A pesquisa mostrou que o protagonismo nas campanhas é, na maior parte das vezes, do produto (41%), seguido por mulheres (25%) e homens (20%). “Quando a gente olha a raça, a coisa vai ficando complicada. 74% dos homens protagonistas são brancos e 62% das mulheres protagonistas são brancas. Só quando eu tenho comerciais onde eu tenho várias pessoas protagonistas, é que eu tenho o mix da diversidade feito. Será que isso não é diversidade estereotipada? Ou a pasteurização da diversidade?”, questionou Isabel.
A executiva pontuou que houve uma evolução, já que 27% de negras como protagonistas de comerciais é o maior índice já registrado pela pesquisa, mas destacou que essa porcentagem está em torno dos 20% há bastante tempo.

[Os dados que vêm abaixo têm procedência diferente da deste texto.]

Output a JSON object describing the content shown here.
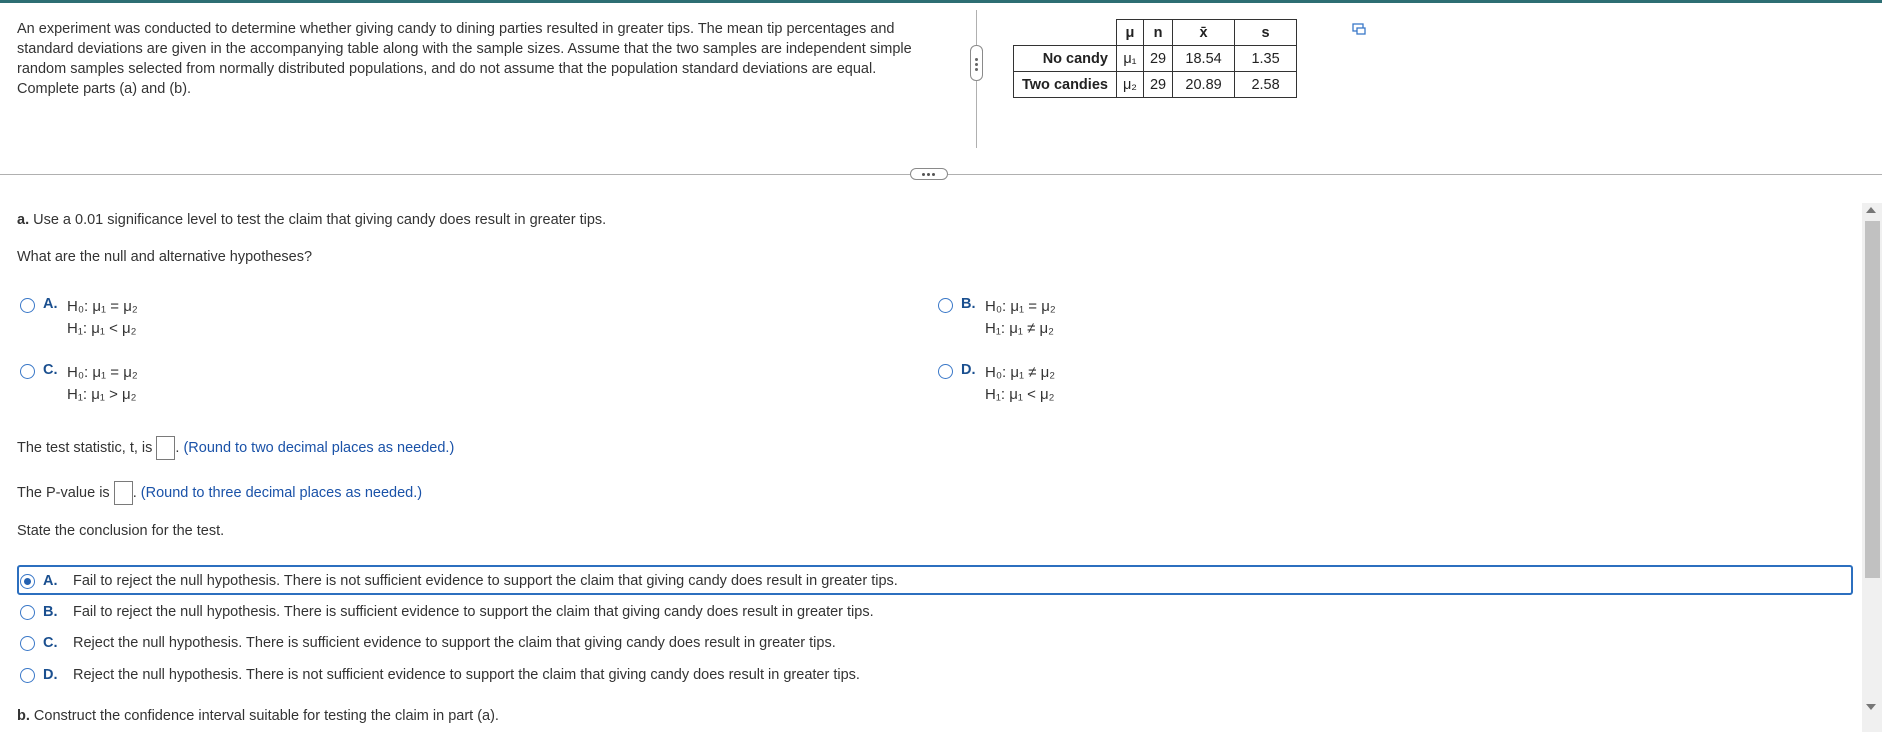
{
  "intro_text": "An experiment was conducted to determine whether giving candy to dining parties resulted in greater tips. The mean tip percentages and standard deviations are given in the accompanying table along with the sample sizes. Assume that the two samples are independent simple random samples selected from normally distributed populations, and do not assume that the population standard deviations are equal. Complete parts (a) and (b).",
  "table": {
    "headers": [
      "μ",
      "n",
      "x̄",
      "s"
    ],
    "rows": [
      {
        "label": "No candy",
        "mu": "μ₁",
        "n": "29",
        "xbar": "18.54",
        "s": "1.35"
      },
      {
        "label": "Two candies",
        "mu": "μ₂",
        "n": "29",
        "xbar": "20.89",
        "s": "2.58"
      }
    ]
  },
  "part_a": {
    "prompt_bold": "a.",
    "prompt": " Use a 0.01 significance level to test the claim that giving candy does result in greater tips.",
    "question": "What are the null and alternative hypotheses?",
    "options": [
      {
        "letter": "A.",
        "h0": "H₀: μ₁ = μ₂",
        "h1": "H₁: μ₁ < μ₂"
      },
      {
        "letter": "B.",
        "h0": "H₀: μ₁ = μ₂",
        "h1": "H₁: μ₁ ≠ μ₂"
      },
      {
        "letter": "C.",
        "h0": "H₀: μ₁ = μ₂",
        "h1": "H₁: μ₁ > μ₂"
      },
      {
        "letter": "D.",
        "h0": "H₀: μ₁ ≠ μ₂",
        "h1": "H₁: μ₁ < μ₂"
      }
    ],
    "test_stat_label": "The test statistic, t, is",
    "test_stat_hint": "(Round to two decimal places as needed.)",
    "pvalue_label": "The P-value is",
    "pvalue_hint": "(Round to three decimal places as needed.)",
    "conclusion_prompt": "State the conclusion for the test.",
    "conclusions": [
      {
        "letter": "A.",
        "text": "Fail to reject the null hypothesis. There is not sufficient evidence to support the claim that giving candy does result in greater tips.",
        "selected": true
      },
      {
        "letter": "B.",
        "text": "Fail to reject the null hypothesis. There is sufficient evidence to support the claim that giving candy does result in greater tips.",
        "selected": false
      },
      {
        "letter": "C.",
        "text": "Reject the null hypothesis. There is sufficient evidence to support the claim that giving candy does result in greater tips.",
        "selected": false
      },
      {
        "letter": "D.",
        "text": "Reject the null hypothesis. There is not sufficient evidence to support the claim that giving candy does result in greater tips.",
        "selected": false
      }
    ]
  },
  "part_b": {
    "prompt_bold": "b.",
    "prompt": " Construct the confidence interval suitable for testing the claim in part (a)."
  },
  "colors": {
    "accent": "#2c6fbf",
    "hint": "#1a52a8",
    "topbar": "#2d6e73"
  }
}
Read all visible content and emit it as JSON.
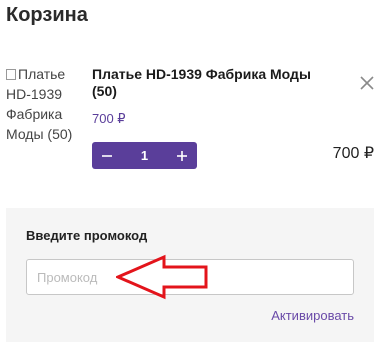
{
  "header": {
    "title": "Корзина"
  },
  "cart_item": {
    "image_alt": "Платье HD-1939 Фабрика Моды (50)",
    "name": "Платье HD-1939 Фабрика Моды (50)",
    "unit_price": "700 ₽",
    "quantity": "1",
    "minus_icon": "minus-icon",
    "plus_icon": "plus-icon",
    "remove_icon": "close-icon",
    "total": "700 ₽"
  },
  "promo": {
    "label": "Введите промокод",
    "placeholder": "Промокод",
    "value": "",
    "activate_label": "Активировать"
  },
  "colors": {
    "accent": "#5a3e9a",
    "link": "#6a4aa8",
    "annotation_arrow": "#e3141b",
    "panel_bg": "#f5f5f5"
  }
}
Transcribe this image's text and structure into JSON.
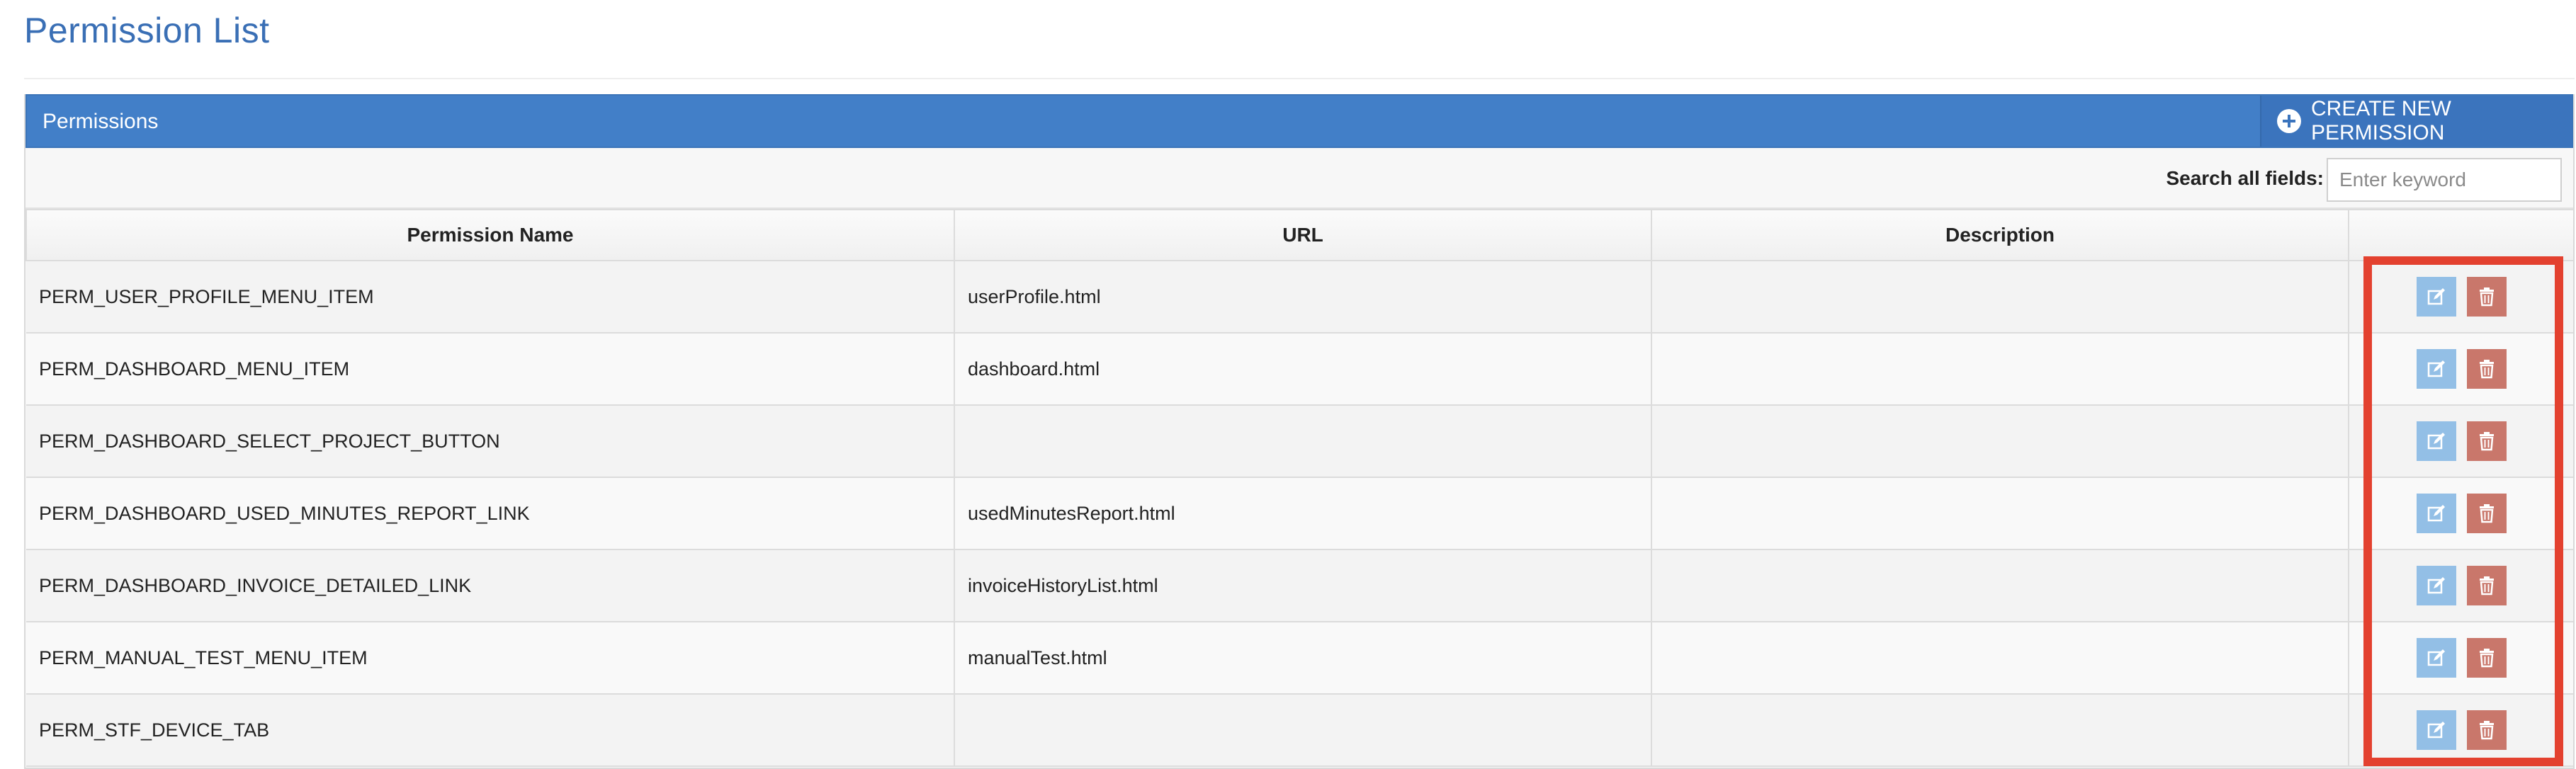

A falta de representatividade é ainda maior em outra parcela da população. O público LGBTQIAP+ não esteve representado em nenhuma das campanhas analisadas e os PCDs estavam em apenas 1,2% das peças. “A publicidade evoluiu muito nos últimos anos, mas hoje a gente vê uma desaceleração desse progresso. A publicidade ainda é racista. A maioria das marcas ainda não se posiciona. Muitos anunciantes classificados como neutros. A gente está mostrando um único tipo de beleza”, falou.